The Post-it Note Game
I tucked the kids in the stroller and handed my older daughter a stack of post-it notes and a marker. I then gave her a challenge (and given her independent nature, was moderately shocked that she complied) to draw whatever she imagined and we would attach it to public poles/benches/newspaper stands along the walk.
The idea would be to inspire our neighbors to look more closely at the parts of their world that are less than interesting.
She thought this was a lot of fun and got right to work.
Sticking the Post-it Notes
As she finished a drawing, she’d hop out of the stroller and find something to stick it to. The post-its weren’t tacky enough to adhere on their own, so I brought along some heavy-duty sticky glue dots to help us out. Sticky tape or a stapler could also work for certain surfaces.
Before we reached the park, we placed about seven post-its, and we promised to retrace our steps on the way home to see how our public art gallery was doing.
And this is where the project took a surprising turn…
One of the post-its was gone! My daughter was distraught, and it soon became clear that she imagined they’d hold their little piece of public real estate forever. She wanted to know who took the note and why. I explained that it could have flown away or maybe someone liked the piece so much that they wanted it for their own.
But none of this consoled her so we carefully counted and collected all of our yellow treasures and re-posted them in the security of our own home.
A project like this raises questions about littering versus beautifying. We talked about the “lost cat” posters that we came across and wondered if the owner would ever come back to collect the signs.

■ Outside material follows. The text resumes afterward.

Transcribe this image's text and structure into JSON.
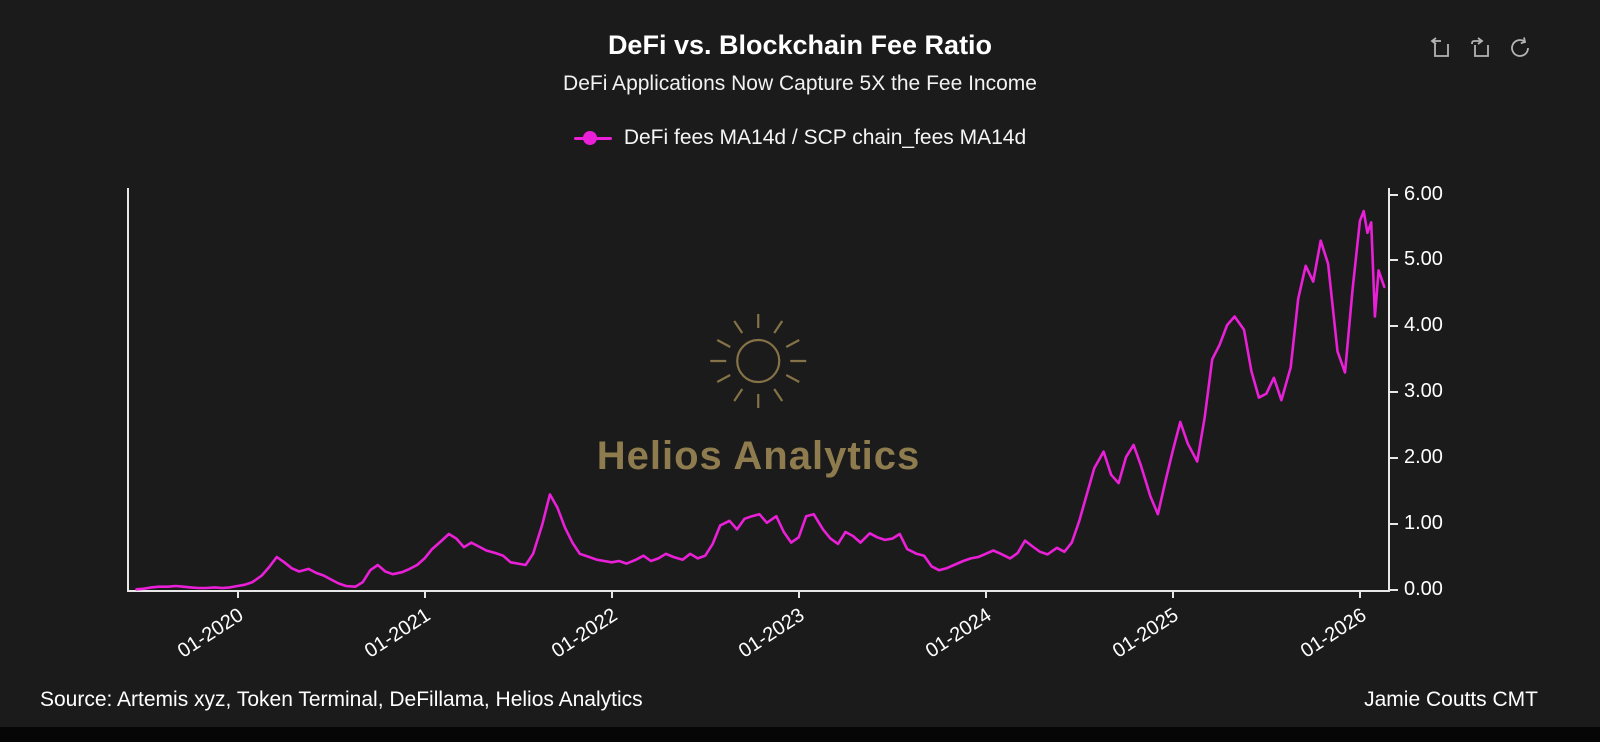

So collecting our bits and pieces made us feel better about keeping our neighborhood clean.
I love coming across little pieces of inspiration like this, and I have a feeling that we’ll make art like this again as my kids get older (and maybe less attached to their work). Not only could this be a good way to explore ephemeral art, public art, and interactive art, but it also shows children that art can exist beyond the confines of a classroom, art table, or museum.
How do you think your kids would feel about making and posting public post-it art?